(USA) y 7. El hombre de Coney Island (1)

A lo largo del paseo marítimo el sol y la gente comenzaban a marcharse, como la tarde, también el verano, nada extraño en Septiembre, todavía apetecía un baño o había sed para otra cerveza, o para darse una vuelta por nueve dólares en la montaña rusa, ese invento de aspecto antediluviano que parece a punto de desarmarse. Muy lejos de tendencias y glamour, o del mismo Lincoln Center, esta parte de la ciudad es otra ciudad, el mismo mundo pero con otros rostros, otros planes, otros ritmos, otros horizontes. Desde el tren elevado, de camino hacia aquí, la ciudad nunca desfallece, ni se diluye o disgrega, todo lo contrario, se va comprimiendo y abigarrando en una ininterrumpida sucesión de calles, callejones, patios de atrás, terrenos y lugares fronterizos, no existe la tierra de nadie entre tanto edificio -no muy altos- o construcción levantada de cualquier modo; carreteras y autopistas, vehículos, infinidad de vehículos, tanto circulando como aparcados o acorralados en cualquier superficie catalogada como útil a la hora de encastrar un volumen sobre cuatro ruedas, de tal modo que uno siempre se pregunta cómo lo han hecho, cómo lo han encajado entre aquellas cuatro paredes, o cómo se ordenan los autobuses escolares puerta con puerta en una especie de descampado enmarcado por muros de ladrillo sin enlucir, o los camiones de reparto, para que sea casi imposible distinguir el suelo entre ellos; también se ven pequeños jardines o parques asediados, campos de entrenamiento, algún cementerio -enorme- y muchos techos y cubiertas planas de edificios -que no tejados- bastante envejecidas, la gran mayoría pobladas de aparatos de aire acondicionado camuflados bajo las pintadas, -entonces te imaginas una competencia brutal entre individuos o bandas rivales dedicados a pintar techumbres o cualquier objeto que sobresalga por encima de su superficie, probablemente para deleitar la vista del distraído que viaja en el tren. Y tras la enorme estación llena de hierro la playa y el mar, un pequeño paseo hasta acercarse a la arena y adivinar si el agua está fría.

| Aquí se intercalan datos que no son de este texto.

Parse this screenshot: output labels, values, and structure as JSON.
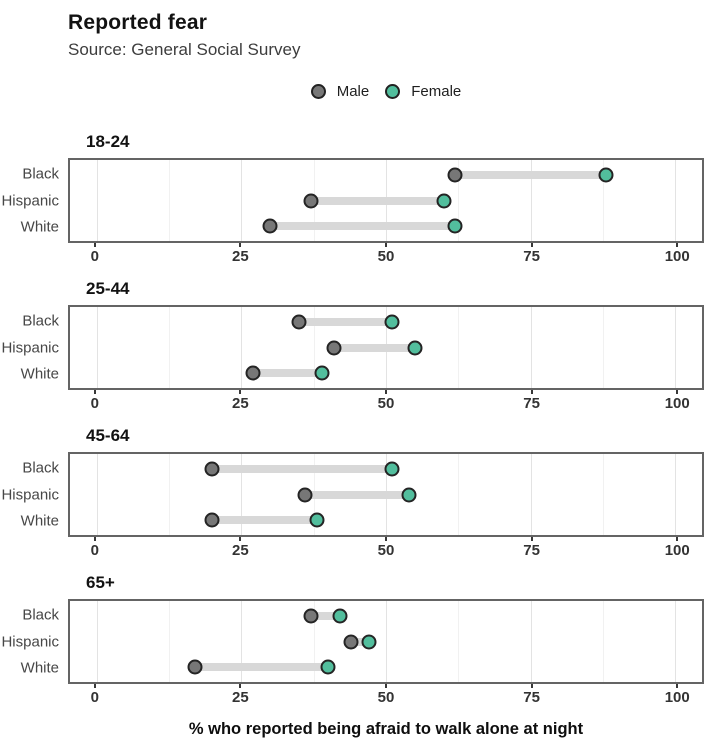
{
  "header": {
    "title": "Reported fear",
    "subtitle": "Source: General Social Survey"
  },
  "legend": {
    "items": [
      {
        "label": "Male",
        "color": "#777777"
      },
      {
        "label": "Female",
        "color": "#52be9d"
      }
    ]
  },
  "colors": {
    "male_fill": "#777777",
    "female_fill": "#52be9d",
    "dot_border": "#242424",
    "connector": "#d8d8d8",
    "panel_border": "#646464",
    "grid_major": "#e3e3e3",
    "grid_minor": "#f1f1f1",
    "axis_text": "#333333",
    "category_text": "#474747"
  },
  "chart_data": {
    "type": "scatter",
    "subtype": "dumbbell",
    "title": "Reported fear",
    "subtitle": "Source: General Social Survey",
    "xlabel": "% who reported being afraid to walk alone at night",
    "series_names": [
      "Male",
      "Female"
    ],
    "x_ticks": [
      0,
      25,
      50,
      75,
      100
    ],
    "x_minor_ticks": [
      12.5,
      37.5,
      62.5,
      87.5
    ],
    "xlim": [
      -4.6,
      104.6
    ],
    "grid": "vertical-only",
    "legend_position": "top-center",
    "row_fractions": [
      0.1875,
      0.5,
      0.8125
    ],
    "facets": [
      {
        "label": "18-24",
        "rows": [
          {
            "category": "Black",
            "male": 62,
            "female": 88
          },
          {
            "category": "Hispanic",
            "male": 37,
            "female": 60
          },
          {
            "category": "White",
            "male": 30,
            "female": 62
          }
        ]
      },
      {
        "label": "25-44",
        "rows": [
          {
            "category": "Black",
            "male": 35,
            "female": 51
          },
          {
            "category": "Hispanic",
            "male": 41,
            "female": 55
          },
          {
            "category": "White",
            "male": 27,
            "female": 39
          }
        ]
      },
      {
        "label": "45-64",
        "rows": [
          {
            "category": "Black",
            "male": 20,
            "female": 51
          },
          {
            "category": "Hispanic",
            "male": 36,
            "female": 54
          },
          {
            "category": "White",
            "male": 20,
            "female": 38
          }
        ]
      },
      {
        "label": "65+",
        "rows": [
          {
            "category": "Black",
            "male": 37,
            "female": 42
          },
          {
            "category": "Hispanic",
            "male": 44,
            "female": 47
          },
          {
            "category": "White",
            "male": 17,
            "female": 40
          }
        ]
      }
    ]
  }
}
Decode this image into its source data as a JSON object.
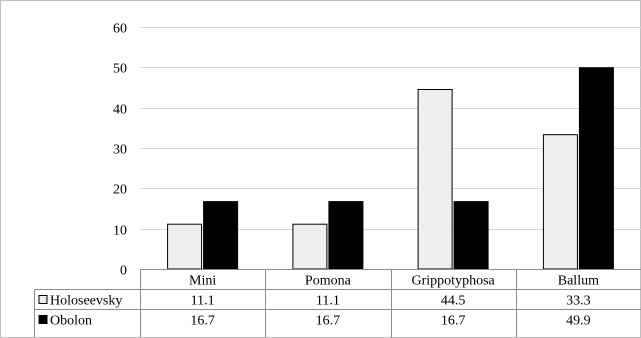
{
  "chart_data": {
    "type": "bar",
    "categories": [
      "Mini",
      "Pomona",
      "Grippotyphosa",
      "Ballum"
    ],
    "series": [
      {
        "name": "Holoseevsky",
        "values": [
          11.1,
          11.1,
          44.5,
          33.3
        ],
        "color": "#efefef"
      },
      {
        "name": "Obolon",
        "values": [
          16.7,
          16.7,
          16.7,
          49.9
        ],
        "color": "#000000"
      }
    ],
    "ylim": [
      0,
      60
    ],
    "yticks": [
      0,
      10,
      20,
      30,
      40,
      50,
      60
    ],
    "ytick_labels": [
      "0",
      "10",
      "20",
      "30",
      "40",
      "50",
      "60"
    ],
    "table_values": [
      [
        "11.1",
        "11.1",
        "44.5",
        "33.3"
      ],
      [
        "16.7",
        "16.7",
        "16.7",
        "49.9"
      ]
    ],
    "grid": true,
    "legend": "data-table"
  }
}
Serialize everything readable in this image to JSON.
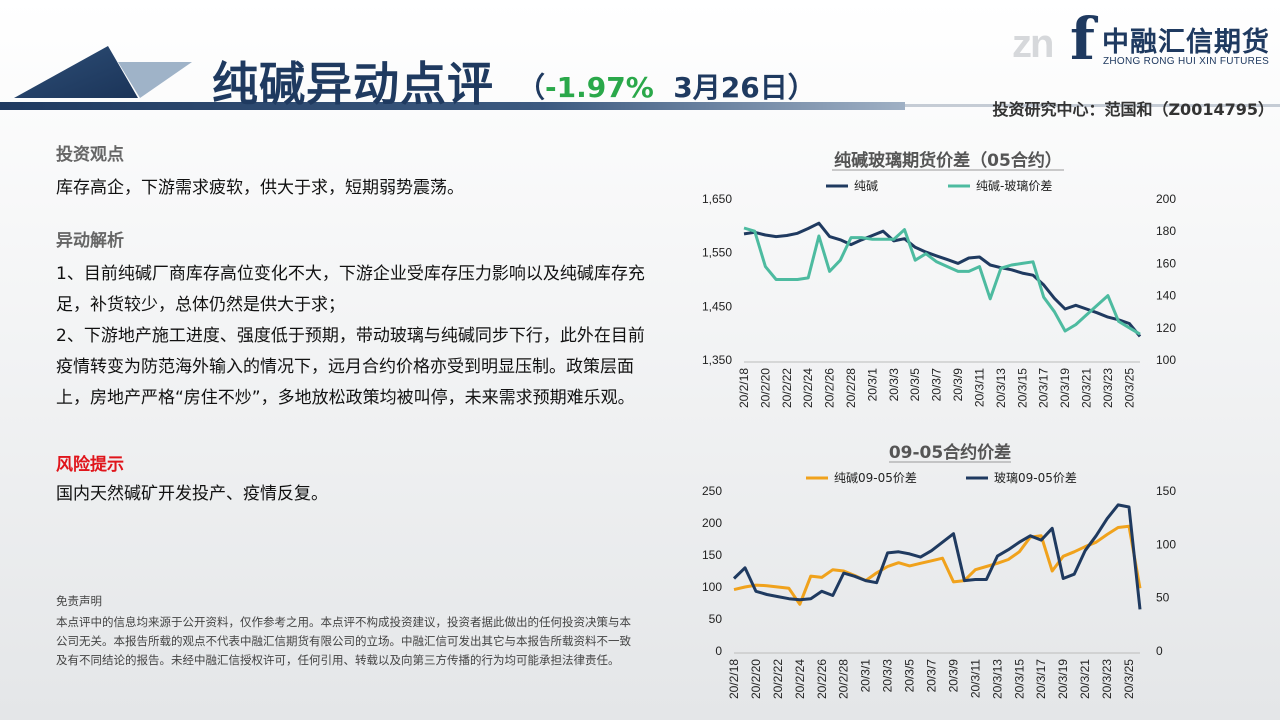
{
  "header": {
    "title": "纯碱异动点评",
    "subtitle_open": "（",
    "change_pct": "-1.97%",
    "date": "3月26日",
    "subtitle_close": "）",
    "author": "投资研究中心：范国和（Z0014795）"
  },
  "logo": {
    "mark": "f",
    "watermark": "zn",
    "name_cn": "中融汇信期货",
    "name_en": "ZHONG RONG HUI XIN FUTURES"
  },
  "view": {
    "title": "投资观点",
    "text": "库存高企，下游需求疲软，供大于求，短期弱势震荡。"
  },
  "analysis": {
    "title": "异动解析",
    "p1": "1、目前纯碱厂商库存高位变化不大，下游企业受库存压力影响以及纯碱库存充足，补货较少，总体仍然是供大于求；",
    "p2": "2、下游地产施工进度、强度低于预期，带动玻璃与纯碱同步下行，此外在目前疫情转变为防范海外输入的情况下，远月合约价格亦受到明显压制。政策层面上，房地产严格“房住不炒”，多地放松政策均被叫停，未来需求预期难乐观。"
  },
  "risk": {
    "title": "风险提示",
    "text": "国内天然碱矿开发投产、疫情反复。"
  },
  "disclaimer": {
    "title": "免责声明",
    "text": "本点评中的信息均来源于公开资料，仅作参考之用。本点评不构成投资建议，投资者据此做出的任何投资决策与本公司无关。本报告所载的观点不代表中融汇信期货有限公司的立场。中融汇信可发出其它与本报告所载资料不一致及有不同结论的报告。未经中融汇信授权许可，任何引用、转载以及向第三方传播的行为均可能承担法律责任。"
  },
  "colors": {
    "navy": "#1f3a60",
    "teal": "#4dbba0",
    "orange": "#f0a21c",
    "up_green": "#2aa84a",
    "risk_red": "#e0151b"
  },
  "chart_data": [
    {
      "type": "line",
      "title": "纯碱玻璃期货价差（05合约）",
      "x": [
        "20/2/18",
        "20/2/19",
        "20/2/20",
        "20/2/21",
        "20/2/22",
        "20/2/23",
        "20/2/24",
        "20/2/25",
        "20/2/26",
        "20/2/27",
        "20/2/28",
        "20/2/29",
        "20/3/1",
        "20/3/2",
        "20/3/3",
        "20/3/4",
        "20/3/5",
        "20/3/6",
        "20/3/7",
        "20/3/8",
        "20/3/9",
        "20/3/10",
        "20/3/11",
        "20/3/12",
        "20/3/13",
        "20/3/14",
        "20/3/15",
        "20/3/16",
        "20/3/17",
        "20/3/18",
        "20/3/19",
        "20/3/20",
        "20/3/21",
        "20/3/22",
        "20/3/23",
        "20/3/24",
        "20/3/25",
        "20/3/26"
      ],
      "xticks": [
        "20/2/18",
        "20/2/20",
        "20/2/22",
        "20/2/24",
        "20/2/26",
        "20/2/28",
        "20/3/1",
        "20/3/3",
        "20/3/5",
        "20/3/7",
        "20/3/9",
        "20/3/11",
        "20/3/13",
        "20/3/15",
        "20/3/17",
        "20/3/19",
        "20/3/21",
        "20/3/23",
        "20/3/25"
      ],
      "series": [
        {
          "name": "纯碱",
          "axis": "left",
          "color": "#1f3a60",
          "values": [
            1585,
            1588,
            1583,
            1580,
            1582,
            1586,
            1595,
            1605,
            1580,
            1574,
            1565,
            1574,
            1582,
            1590,
            1572,
            1576,
            1560,
            1551,
            1544,
            1537,
            1530,
            1540,
            1542,
            1527,
            1522,
            1518,
            1512,
            1508,
            1490,
            1465,
            1445,
            1452,
            1445,
            1438,
            1430,
            1425,
            1418,
            1394
          ]
        },
        {
          "name": "纯碱-玻璃价差",
          "axis": "right",
          "color": "#4dbba0",
          "values": [
            182,
            180,
            158,
            150,
            150,
            150,
            151,
            177,
            155,
            162,
            176,
            176,
            175,
            175,
            175,
            181,
            162,
            166,
            161,
            158,
            155,
            155,
            158,
            138,
            157,
            159,
            160,
            161,
            139,
            130,
            118,
            122,
            128,
            134,
            140,
            124,
            120,
            116
          ]
        }
      ],
      "ylim_left": [
        1350,
        1650
      ],
      "yticks_left": [
        "1,350",
        "1,450",
        "1,550",
        "1,650"
      ],
      "ylim_right": [
        100,
        200
      ],
      "yticks_right": [
        "100",
        "120",
        "140",
        "160",
        "180",
        "200"
      ],
      "legend": "top"
    },
    {
      "type": "line",
      "title": "09-05合约价差",
      "x": [
        "20/2/18",
        "20/2/19",
        "20/2/20",
        "20/2/21",
        "20/2/22",
        "20/2/23",
        "20/2/24",
        "20/2/25",
        "20/2/26",
        "20/2/27",
        "20/2/28",
        "20/2/29",
        "20/3/1",
        "20/3/2",
        "20/3/3",
        "20/3/4",
        "20/3/5",
        "20/3/6",
        "20/3/7",
        "20/3/8",
        "20/3/9",
        "20/3/10",
        "20/3/11",
        "20/3/12",
        "20/3/13",
        "20/3/14",
        "20/3/15",
        "20/3/16",
        "20/3/17",
        "20/3/18",
        "20/3/19",
        "20/3/20",
        "20/3/21",
        "20/3/22",
        "20/3/23",
        "20/3/24",
        "20/3/25",
        "20/3/26"
      ],
      "xticks": [
        "20/2/18",
        "20/2/20",
        "20/2/22",
        "20/2/24",
        "20/2/26",
        "20/2/28",
        "20/3/1",
        "20/3/3",
        "20/3/5",
        "20/3/7",
        "20/3/9",
        "20/3/11",
        "20/3/13",
        "20/3/15",
        "20/3/17",
        "20/3/19",
        "20/3/21",
        "20/3/23",
        "20/3/25"
      ],
      "series": [
        {
          "name": "纯碱09-05价差",
          "axis": "left",
          "color": "#f0a21c",
          "values": [
            96,
            100,
            103,
            102,
            100,
            98,
            73,
            117,
            115,
            127,
            125,
            118,
            110,
            122,
            132,
            138,
            133,
            137,
            141,
            145,
            108,
            110,
            127,
            132,
            137,
            143,
            155,
            178,
            180,
            125,
            148,
            155,
            163,
            170,
            182,
            193,
            195,
            98
          ]
        },
        {
          "name": "玻璃09-05价差",
          "axis": "right",
          "color": "#1f3a60",
          "values": [
            68,
            78,
            56,
            53,
            51,
            49,
            48,
            49,
            56,
            52,
            73,
            70,
            66,
            64,
            92,
            93,
            91,
            88,
            94,
            102,
            110,
            66,
            67,
            67,
            89,
            95,
            102,
            108,
            104,
            115,
            68,
            72,
            94,
            108,
            124,
            137,
            135,
            39
          ]
        }
      ],
      "ylim_left": [
        0,
        250
      ],
      "yticks_left": [
        "0",
        "50",
        "100",
        "150",
        "200",
        "250"
      ],
      "ylim_right": [
        0,
        150
      ],
      "yticks_right": [
        "0",
        "50",
        "100",
        "150"
      ],
      "legend": "top"
    }
  ]
}
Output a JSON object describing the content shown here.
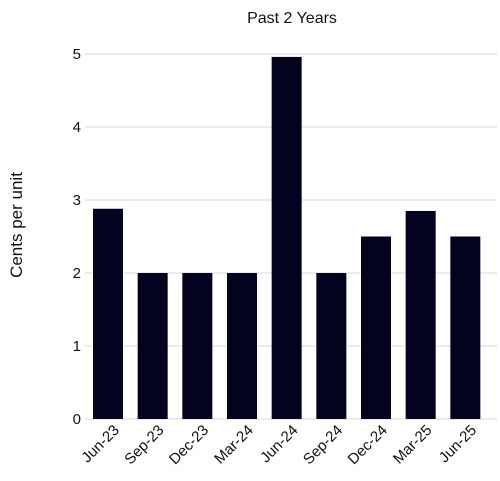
{
  "chart_data": {
    "type": "bar",
    "title": "Past 2 Years",
    "ylabel": "Cents per unit",
    "xlabel": "",
    "categories": [
      "Jun-23",
      "Sep-23",
      "Dec-23",
      "Mar-24",
      "Jun-24",
      "Sep-24",
      "Dec-24",
      "Mar-25",
      "Jun-25"
    ],
    "values": [
      2.88,
      2.0,
      2.0,
      2.0,
      4.96,
      2.0,
      2.5,
      2.85,
      2.5
    ],
    "ylim": [
      0,
      5
    ],
    "yticks": [
      "0",
      "1",
      "2",
      "3",
      "4",
      "5"
    ],
    "grid": true,
    "bar_color": "#03021f",
    "grid_color": "#d9d9d9"
  }
}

Te has sentado y comienzas a mirar alrededor, lo ves sin fijarte, luego te fijas, frente a ti, en el otro extremo del paseo, pero no sabes qué está haciendo, ni te preocupa, todavía con poco tiempo para que puedas juzgarlo como extraño, pero no, no es extraño, es otro homeless más, este vestido tan solo con lo que parece un pantalón corto o un bañador, tostado por el sol, su cuerpo y al parecer también su mente, moviéndose sin motivo ni orientación alrededor de sus posesiones amontonadas en un carrito de supermercado, una sombrilla, una alfombrilla… calzado con unas enormes botas de básquet que en ningún momento fueron suyas, ahora supongo que sí, risible y enternecedor, completamente solo, abandonado, también de sí mismo y a primera vista feliz; gesticula y habla consigo mismo, conversa o razona, razonamientos y gestos de mentes enfermas -según los expertos en la materia-, círculos cerrados donde hacer y deshacer al gusto. No cesa de trajinar con sus desastradas propiedades, preguntando y contestándose, alzando la vista sin ver ni mirar, volviendo a girar sobre sí mismo, empujando el carrito, vaciándolo y volviéndolo a llenar, retrocediendo, sentándose en el banco o levantándose para dirigirse a nadie, o a alguien que no existe sentado en el banco vacío; luego se pone en marcha, la marcha de su vida y obra al completo, arrastrando todas sus pertenencias, de las que a pesar de todo puede decirse que es el único dueño y protagonista, para ir dónde quiera, si, ya sé que a ningún sitio, pero hay tantos que tampoco pueden ir y se dejan la vida en no poder. Todo lo contrario que la atiborrada familia de hispanos que pasa a su lado empujando sus tesoros tras de otro carrito que porta algo más que un bebé y en el que no cabe un alfiler, bolsos, mochilas y bolsas con comida, toallas,  juguetes de playa, papa, mamá y otros dos niños agarrados a cualquier objeto o saliente del carrito, pequeños y apurados, probablemente en dirección hacia un cuchitril en el que apenas podrán rebullirse, esa es su libertad -prohibidas las sonrisas-. Nuestro homeless tampoco advierte a la pareja que discute a gritos junto a la fuente, hasta que él le quita con violencia una bolsa que ella, tras insistir en su devolución con más timidez que genio, decide abandonar en sus manos para alejarse despotricando imagino que contra todo, también contra el mundo; él, sentado en un banco, la ve alejarse sin abrir la boca, todo es normal en Coney Island.